Van Wyk is the owner of Stellenbosch-based Kara-Tara, a label focusing on Chardonnay and Pinot Noir, which he named after the iron-rich river that flows through the small logging town of George, where he grew up on the southeast coast of South Africa.

A Stellenbosch University graduate, van Wyk is also a former student of the Cape Winemakers Guild Protégé Programme, which provides mentorship for young wine professionals and has helped over 30 protégés complete internships and land positions at top wineries. Though van Wyk only completed one year of the three-year program, he says having access to such an esteemed organization played a crucial role in where he is today.

“I learned a ton and gained a lot of experience. I was able to work at great farms, and I even went to Burgundy. Few people get to go there and help make wine, especially Black people,” van Wyk says. “I had a ball of a time there, and that trip really shaped my winemaking philosophy and the type of wines I wanted to make for Kara-Tara.”

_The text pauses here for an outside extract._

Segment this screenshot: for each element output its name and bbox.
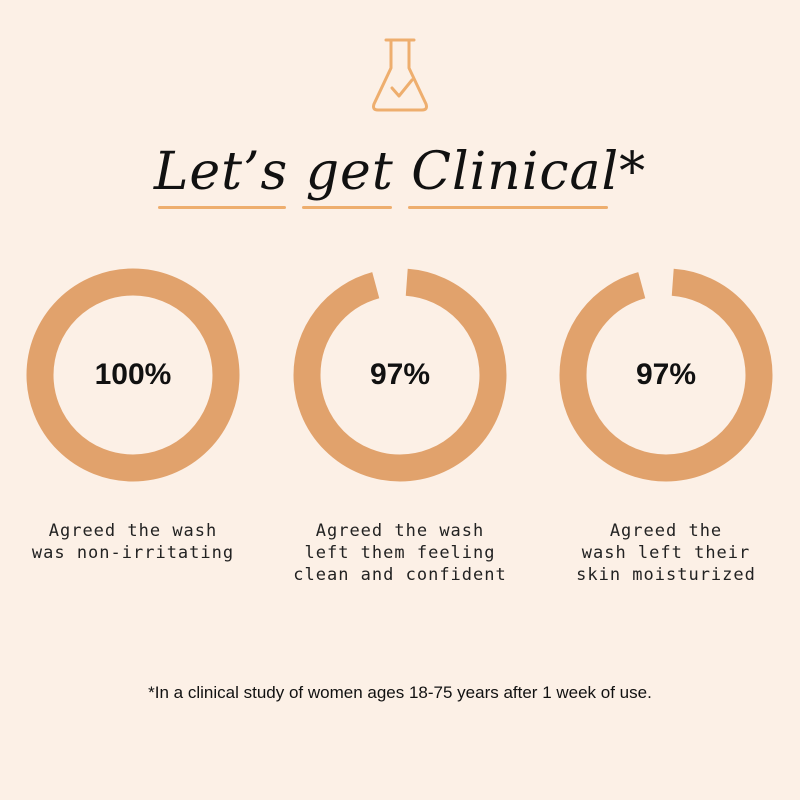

For van Wyk, making wine and launching his own label is a chance to tell an untold story and to change perceptions. It’s about passing on the essential lessons his parents instilled in him, like the importance of giving, creating a legacy and using the examples of those before him to set an even higher standard for those who will come after.

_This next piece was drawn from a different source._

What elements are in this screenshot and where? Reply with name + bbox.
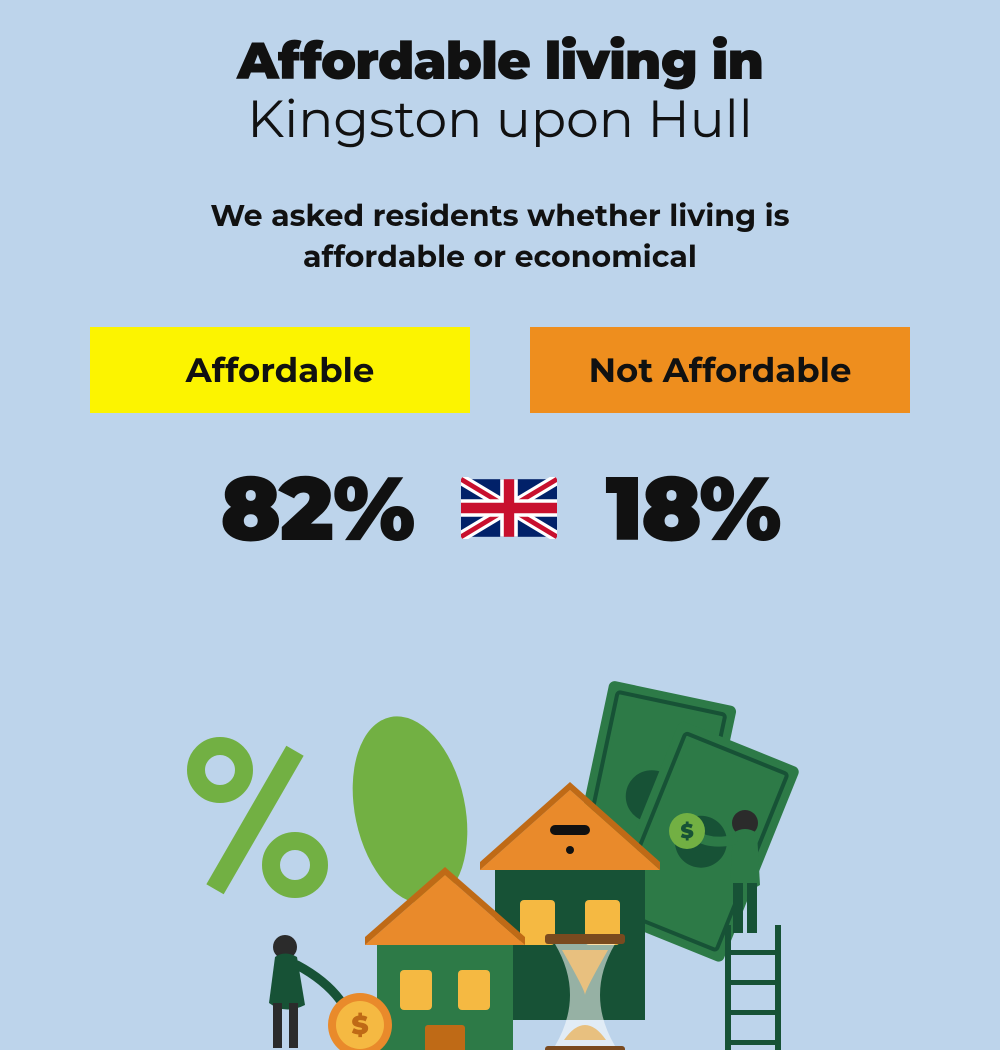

“It’s all about reinvesting the knowledge and experience that you gained. I don’t know too much about what life is. But what I do know, I want to share because sharing our knowledge and experience to help people change their situations can be a benefit in changing the country for the better overall,” van Wyk says.

Wade Stander
Wade Stander / Photography by Lauren Mulligan

What’s the Benefit?

At Brunia Wines in Sondagskloof, within the Cape South Coast, Wade Sander is taking that information-sharing exchange to the next level. While the Johannesburg-born winemaker focuses on creating high-quality Pinot Noir, Sémillon and Syrah, his family-owned organic and biodynamic farm focuses on sustainability with an emphasis on social responsibility.

“We have legacy farm workers in the Western Cape and social ills that have come with that—ill treatment from farm owners and land owners, evictions of Black farm workers, people not having access to the land they’ve worked their entire lives. We wanted to get past that because we knew if we were successful and the people we worked with were successful, then that would be the best situation to take us all forward,” says Sander.

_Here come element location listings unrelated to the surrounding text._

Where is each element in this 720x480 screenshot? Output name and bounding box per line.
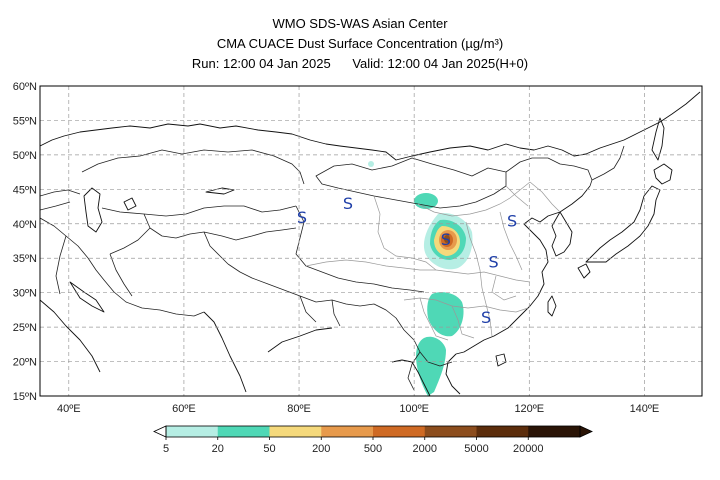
province-border-central-ns (465, 221, 493, 337)
dust-storm-symbol: S (481, 308, 491, 327)
eurasia-coastline (40, 91, 701, 161)
dust-concentration-shading (368, 161, 473, 396)
lon-tick-label: 40ºE (57, 403, 81, 415)
lon-tick-label: 80ºE (287, 403, 311, 415)
japan-hokkaido (653, 163, 673, 185)
lat-tick-label: 40ºN (13, 219, 37, 231)
kazakhstan-russia-border (81, 149, 305, 185)
lat-tick-label: 50ºN (13, 150, 37, 162)
lat-tick-label: 20ºN (13, 357, 37, 369)
dust-storm-symbol: S (441, 230, 451, 249)
lat-tick-label: 60ºN (13, 81, 37, 93)
dust-patch-southwest (427, 292, 464, 337)
colorbar-extend-high (579, 425, 593, 438)
valid-time: Valid: 12:00 04 Jan 2025(H+0) (352, 56, 529, 71)
province-border-inner-mongolia (417, 181, 531, 217)
taiwan (547, 295, 557, 317)
lat-lon-grid (40, 86, 702, 396)
sakhalin (651, 117, 665, 161)
province-borders (305, 181, 561, 341)
arabia-coast (40, 299, 101, 373)
map-area: S S S S S S (40, 86, 702, 396)
dust-patch-core-2000 (444, 235, 450, 243)
colorbar-segment (217, 426, 270, 437)
middle-east-borders (40, 217, 205, 317)
longitude-labels: 40ºE 60ºE 80ºE 100ºE 120ºE 140ºE (57, 403, 659, 415)
colorbar-label: 20000 (513, 443, 544, 455)
variable-name: CMA CUACE Dust Surface Concentration (216, 36, 462, 51)
lat-tick-label: 15ºN (13, 391, 37, 403)
india-coast (203, 311, 333, 393)
dust-storm-symbol: S (507, 211, 517, 230)
colorbar-segment (269, 426, 322, 437)
balkhash-lake (205, 187, 235, 195)
south-asia-borders (227, 263, 405, 331)
province-border-northeast (505, 181, 561, 213)
coastlines (40, 91, 701, 396)
caspian-sea (83, 187, 103, 233)
hainan (495, 353, 507, 367)
map-frame (39, 85, 703, 397)
latitude-labels: 60ºN 55ºN 50ºN 45ºN 40ºN 35ºN 30ºN 25ºN 20ºN 15ºN (13, 81, 37, 403)
lon-tick-label: 120ºE (514, 403, 544, 415)
province-border-west (373, 195, 437, 271)
colorbar: 5 20 50 200 500 2000 5000 20000 (153, 425, 593, 455)
variable-title: CMA CUACE Dust Surface Concentration (µg… (0, 36, 720, 52)
time-info: Run: 12:00 04 Jan 2025 Valid: 12:00 04 J… (0, 56, 720, 72)
colorbar-extend-low (153, 425, 167, 438)
aral-sea (123, 197, 137, 211)
china-west-border (295, 205, 425, 293)
china-northeast-border (505, 157, 593, 187)
turkey-caucasus (40, 189, 81, 211)
central-asia-borders (109, 213, 297, 265)
unit-label: (µg/m³) (461, 36, 504, 51)
country-borders (40, 145, 625, 391)
dust-storm-symbol: S (343, 194, 353, 213)
lon-tick-label: 100ºE (399, 403, 429, 415)
persian-gulf (69, 281, 105, 313)
colorbar-segment (528, 426, 581, 437)
russia-far-east-border (591, 145, 625, 181)
lon-tick-label: 140ºE (630, 403, 660, 415)
colorbar-segment (373, 426, 426, 437)
indochina-borders (403, 329, 453, 391)
lat-tick-label: 45ºN (13, 184, 37, 196)
run-time: Run: 12:00 04 Jan 2025 (191, 56, 331, 71)
colorbar-label: 5 (163, 443, 169, 455)
lat-tick-label: 55ºN (13, 115, 37, 127)
colorbar-segment (166, 426, 219, 437)
dust-storm-symbol: S (297, 208, 307, 227)
product-title: WMO SDS-WAS Asian Center (272, 16, 448, 31)
lat-tick-label: 35ºN (13, 253, 37, 265)
lat-tick-label: 30ºN (13, 288, 37, 300)
colorbar-label: 5000 (464, 443, 488, 455)
colorbar-label: 50 (263, 443, 275, 455)
colorbar-segment (476, 426, 529, 437)
japan-honshu (585, 185, 661, 263)
lat-tick-label: 25ºN (13, 322, 37, 334)
southeast-asia-coast (391, 353, 461, 396)
dust-patch-small (368, 161, 374, 167)
china-east-coastline (455, 185, 591, 355)
province-border-central-ew (435, 269, 531, 283)
province-border-south (403, 297, 529, 313)
colorbar-segment (424, 426, 477, 437)
lon-tick-label: 60ºE (172, 403, 196, 415)
colorbar-label: 2000 (413, 443, 437, 455)
colorbar-segment (321, 426, 374, 437)
colorbar-label: 20 (212, 443, 224, 455)
province-border-east (491, 211, 523, 301)
colorbar-label: 200 (312, 443, 330, 455)
kyushu (577, 263, 591, 279)
korea-coastline (551, 211, 573, 257)
province-border-tibet (305, 259, 436, 271)
kazakhstan-south-border (101, 205, 297, 217)
dust-storm-markers: S S S S S S (297, 194, 517, 327)
colorbar-label: 500 (364, 443, 382, 455)
dust-patch-south (416, 336, 446, 396)
dust-storm-symbol: S (489, 253, 499, 272)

A former Cape Winemakers Guild Protégé and Elsenburg graduate, Sander completed harvests in California’s Edna Valley and worked with Thierry Germain of Domaine De Roche Neuves in France’s Loire Valley before joining the winemaking team at Mullineux & Leeu Family Wines in 2015.

When Sander’s parents approached him and his brother about potentially purchasing property and starting a family farm, he seized the idea of making wines that could show their perspective of what sustainable South African wine could be. In 2016, the family purchased Cold Mountain Vineyards, creating a multi-enterprise farm, growing fig trees, seasonal vegetables and the grapes used to make Brunia’s wines. They also launched the Cold Mountain Farm Cooperative, giving families who had worked the land for generations the opportunity to not only remain there but also to buy into Brunia and develop generational wealth for themselves.

“We want a deeper relationship with our employees. I believe there is a greater benefit of the business if we have people that grew up on the land work with us, lease the areas they live on, and farm for themselves,” Sander says.

He asks, “What’s the benefit of being a Black-owned brand when you can only buy grapes from white farmers? When you’re paying them to make wine in their cellars? How much real investment are you making into our community?” letting the questions hang there a moment. “That’s something that’s become extremely important to us.”